At level 1 of KEGG functional categories, functions related to “Metabolism” and “Genetic information processing GIP” were detected in higher proportion while “Environmental information processing” and “Cellular processes” were detected in lower proportion for bacterial IT next to the oil seeps than for the control communities (Fig. 5B). Within the Metabolism category, “carbohydrate metabolism” and “nucleotide metabolism” were over-represented, with higher proportion of functions involved in glycolysis/gluconeogenesis, pentose phosphate pathway, and galactose, starch, sucrose, propanoate, C5-branched dibasic acid, and purine metabolisms. Some functions involved in the metabolism of lipids, cofactors and vitamins and terpenoids and polyketides were also detected in higher proportion. Similarly, Zhang et al. 109 showed that in sediment supplemented with pyrene, genes involved into almost every metabolic pathways showed a dramatic increase. Our finding indicates the possible availability of simple carbon sources besides hydrocarbons because these functions are dedicated to optimize the use of available resources and underline the large genetic investment of bacteria in the processing of environmental information important in these oil polluted environments110.

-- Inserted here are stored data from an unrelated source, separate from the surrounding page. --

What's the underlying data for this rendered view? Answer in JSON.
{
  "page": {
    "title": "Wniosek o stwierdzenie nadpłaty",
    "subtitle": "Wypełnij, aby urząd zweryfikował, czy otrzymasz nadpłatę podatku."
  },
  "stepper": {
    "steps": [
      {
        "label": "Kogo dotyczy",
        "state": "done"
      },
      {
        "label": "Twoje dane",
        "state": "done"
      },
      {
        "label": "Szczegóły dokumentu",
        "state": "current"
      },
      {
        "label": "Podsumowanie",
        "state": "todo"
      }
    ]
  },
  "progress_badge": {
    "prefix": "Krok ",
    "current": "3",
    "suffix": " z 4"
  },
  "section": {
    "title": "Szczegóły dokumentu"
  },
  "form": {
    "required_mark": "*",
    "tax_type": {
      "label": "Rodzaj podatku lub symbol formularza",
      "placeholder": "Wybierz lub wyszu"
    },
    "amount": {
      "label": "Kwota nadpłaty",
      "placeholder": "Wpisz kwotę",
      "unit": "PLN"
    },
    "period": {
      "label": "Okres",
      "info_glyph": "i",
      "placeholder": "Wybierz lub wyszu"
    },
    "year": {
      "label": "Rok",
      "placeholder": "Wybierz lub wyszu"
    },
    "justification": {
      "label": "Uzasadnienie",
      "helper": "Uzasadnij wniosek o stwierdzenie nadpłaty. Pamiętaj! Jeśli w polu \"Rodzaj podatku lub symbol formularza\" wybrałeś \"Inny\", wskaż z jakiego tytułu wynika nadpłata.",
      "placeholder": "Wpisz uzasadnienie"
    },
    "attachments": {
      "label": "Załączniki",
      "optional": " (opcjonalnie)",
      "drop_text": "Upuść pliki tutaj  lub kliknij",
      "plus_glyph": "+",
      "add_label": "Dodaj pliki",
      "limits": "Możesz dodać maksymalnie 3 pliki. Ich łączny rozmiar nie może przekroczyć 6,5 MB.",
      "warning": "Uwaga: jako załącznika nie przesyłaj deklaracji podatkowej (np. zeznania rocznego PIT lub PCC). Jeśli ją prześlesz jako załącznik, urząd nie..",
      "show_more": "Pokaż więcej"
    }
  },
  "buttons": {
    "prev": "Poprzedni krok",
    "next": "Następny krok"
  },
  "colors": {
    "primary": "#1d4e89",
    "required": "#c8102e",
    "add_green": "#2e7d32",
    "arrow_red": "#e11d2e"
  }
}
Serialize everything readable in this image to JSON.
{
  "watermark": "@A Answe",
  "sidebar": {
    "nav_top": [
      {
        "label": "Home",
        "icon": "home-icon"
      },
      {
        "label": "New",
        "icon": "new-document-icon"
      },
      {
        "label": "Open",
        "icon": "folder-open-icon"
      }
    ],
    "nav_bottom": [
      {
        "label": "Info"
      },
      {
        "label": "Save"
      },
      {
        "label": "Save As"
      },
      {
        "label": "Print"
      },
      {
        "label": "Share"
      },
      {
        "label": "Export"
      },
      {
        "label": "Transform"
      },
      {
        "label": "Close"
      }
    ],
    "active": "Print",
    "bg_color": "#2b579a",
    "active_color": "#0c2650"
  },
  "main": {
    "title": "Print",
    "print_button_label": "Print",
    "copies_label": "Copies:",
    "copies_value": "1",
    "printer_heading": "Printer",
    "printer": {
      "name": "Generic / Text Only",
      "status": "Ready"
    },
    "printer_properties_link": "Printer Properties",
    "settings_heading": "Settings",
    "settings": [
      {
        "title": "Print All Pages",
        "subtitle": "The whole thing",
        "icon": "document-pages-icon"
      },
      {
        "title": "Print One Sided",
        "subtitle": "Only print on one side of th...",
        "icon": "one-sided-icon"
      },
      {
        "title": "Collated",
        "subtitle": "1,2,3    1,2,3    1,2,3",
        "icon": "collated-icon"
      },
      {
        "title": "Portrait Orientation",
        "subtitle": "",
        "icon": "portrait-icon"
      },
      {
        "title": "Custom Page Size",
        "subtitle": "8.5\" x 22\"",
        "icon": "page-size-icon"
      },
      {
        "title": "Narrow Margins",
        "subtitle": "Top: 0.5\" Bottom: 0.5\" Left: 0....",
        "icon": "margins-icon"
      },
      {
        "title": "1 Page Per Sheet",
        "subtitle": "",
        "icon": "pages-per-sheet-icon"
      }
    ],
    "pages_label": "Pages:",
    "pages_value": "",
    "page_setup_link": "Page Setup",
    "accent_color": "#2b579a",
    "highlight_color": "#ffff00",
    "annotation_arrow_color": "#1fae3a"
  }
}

Moreover, within the “xenobiotic biodegradation and metabolism” category, functions involved in polycyclic aromatic hydrocarbon degradation as well as drug metabolism were significantly more present in bacterial IT increasing next to the oil seeps than in the control communities (Fig. 5B). All these traits indicate greater and different metabolic capacities of the bacterial IT identified, as well adapted to hydrocarbon contamination. Finally, within the GIP category, functions related to “Folding, sorting and degradation”, “Transcription” and “Translation” were also over-represented. These regulatory functions may be related to the adaptation of microorganism to this highly hydrocarbon-contaminated environment. Similarly, through genome analysis of the oil-degrading Pseudomonas aeruginosa N002 strain, authors found among other gene categories, a very high abundance of genes for transcription111.

Conclusions

At this study site, where petroleum seeps have been contaminating the soil for at least a century, we were able to demonstrate the natural attenuation phenomenon. Indeed, the presence of microbial communities, that are well adapted to oil and its degradation, limits the extent of the contamination to a few meters around the seeps. We identified bacterial taxa that are well known for their capacity to biodegrade hydrocarbons, which it would be interesting to isolate to study their metabolism and use them for bioremediation purposes. Amongst the indicator taxa, which are highly favoured in the vicinity of oil seeps, we have shown the coexistence and possible cooperation of fungi as well as aerobic and anaerobic bacteria having specific functional traits that make them well adapted to the hydrocarbon contamination and to fluctuating redox conditions.